How do we deal with this massive debt?
One way is to raise taxes so it can be paid off. WE have seen that before and we will see it in the years to come.
They can print money as in Weimar Republic Germany after World War II.
They could sell off by privatizing National assets such as telecommunications, transport, water systems or real estate.
They could repudiate debt as Russia did in 1917 with $110 billion.
Finally, they could simply resort to plunder by launching wars to acquire wealth such as the Roman Empire did, the Spanish Empire did, the Nazis did and the Japanese.

Large Dollar holders are now beginning to exit the Dollar since the latest decline. The Dollar became the world’s reserve currency in 1944, everything had to be related to Dollars, most international transactions were denominated by the US Dollar for the next 62 years giving America huge financial power economically and politically. The United Arab Emirates announced that it would cut its Dollar holding in half in October 2006 and Japanese life insurers with $1.6 trillion in managed assets announced they were to diversify out of their Dollar holdings. Central banks all across Asia (South Korea, China, Japan, Taiwan and Hong Kong) have all started to diversify out of Dollars.
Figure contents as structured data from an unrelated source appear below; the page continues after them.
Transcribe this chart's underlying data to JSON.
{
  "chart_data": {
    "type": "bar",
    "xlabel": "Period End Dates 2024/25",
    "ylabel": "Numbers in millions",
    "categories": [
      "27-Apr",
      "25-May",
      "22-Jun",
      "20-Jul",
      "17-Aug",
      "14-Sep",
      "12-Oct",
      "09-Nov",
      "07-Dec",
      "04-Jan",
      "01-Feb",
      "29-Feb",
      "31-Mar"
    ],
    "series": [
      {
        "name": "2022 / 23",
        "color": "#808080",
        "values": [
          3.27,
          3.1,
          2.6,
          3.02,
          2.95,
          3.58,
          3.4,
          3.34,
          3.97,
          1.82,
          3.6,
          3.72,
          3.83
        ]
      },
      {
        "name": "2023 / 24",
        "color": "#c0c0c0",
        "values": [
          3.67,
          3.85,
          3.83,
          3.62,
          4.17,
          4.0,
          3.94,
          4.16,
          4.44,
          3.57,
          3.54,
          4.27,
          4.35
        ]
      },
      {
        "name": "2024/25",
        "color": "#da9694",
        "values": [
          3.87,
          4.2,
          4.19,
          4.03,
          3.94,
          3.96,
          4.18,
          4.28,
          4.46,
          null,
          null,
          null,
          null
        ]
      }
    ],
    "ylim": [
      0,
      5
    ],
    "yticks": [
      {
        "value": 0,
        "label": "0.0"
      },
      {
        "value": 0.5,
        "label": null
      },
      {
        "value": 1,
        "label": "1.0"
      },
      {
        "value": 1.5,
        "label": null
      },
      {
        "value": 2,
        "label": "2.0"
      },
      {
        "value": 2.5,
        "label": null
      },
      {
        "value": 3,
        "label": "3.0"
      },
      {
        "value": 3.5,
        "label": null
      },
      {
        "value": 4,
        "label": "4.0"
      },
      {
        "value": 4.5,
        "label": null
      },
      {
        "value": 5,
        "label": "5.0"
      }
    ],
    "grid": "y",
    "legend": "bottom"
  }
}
China with $1trillion in foreign currency reserves has begun to diversify out of its $700billion and to cut back on its purchases of U.S. Treasuries. Russia too has cut its Dollar holdings from 70% to 40%; Italy cut its dollar reserves by 21%, Sweden from 37% to 20%.
China is pushing the world to rely less upon the Dollar for world trade.

If foreign banks holding roughly $2.94trillion of U.S. Dollars were to diversify even 10% of their assets, you’d see $294 billion dumped into the market. 20% diversification would make $588 billion thrown out there which has a very negative effect on the Dollars value and of course interest rate would rise.

Foreign commercial institutions like insurance companies, banks, hedge and pension funds hold between $7-8 trillion in U.S. Dollars. Again any diversification away from the Dollar will have the same effect of rising interest rates and inflation through the roof.
The Euro is now taking the place of the Dollar, many of the world’s oil transactions have begun to be made in Euros. In mid 2006, the IMF director for the Middle East and Central Asia urged Persian Gulf countries to peg their currencies to the Euro instead of the Dollar. There is now more Euros’ in circulation worldwide in currency and bonds than Dollars and so the Euro is now big enough to become the new world reserve currency.
Foreign Dollar holders are now switching to Euros, British pounds, Swiss Francs and other strong currencies, into gold and other commodities such as oil and minerals.

So as the Dollar collapses, gold has risen. They tend to move in the opposite direction if they aren’t attached.
Over the last 36years, the US Dollar has declined 80%, while gold has risen 1900%.
Today it takes five times more of the Dollar to by the same amount of goods or services than in 1971 and now since 2001, the US Dollar has dropped 32% and gold has risen 173% which is roughly 29% every year.

We can conclude here that gold is a perfect hedge against the depreciating dollar.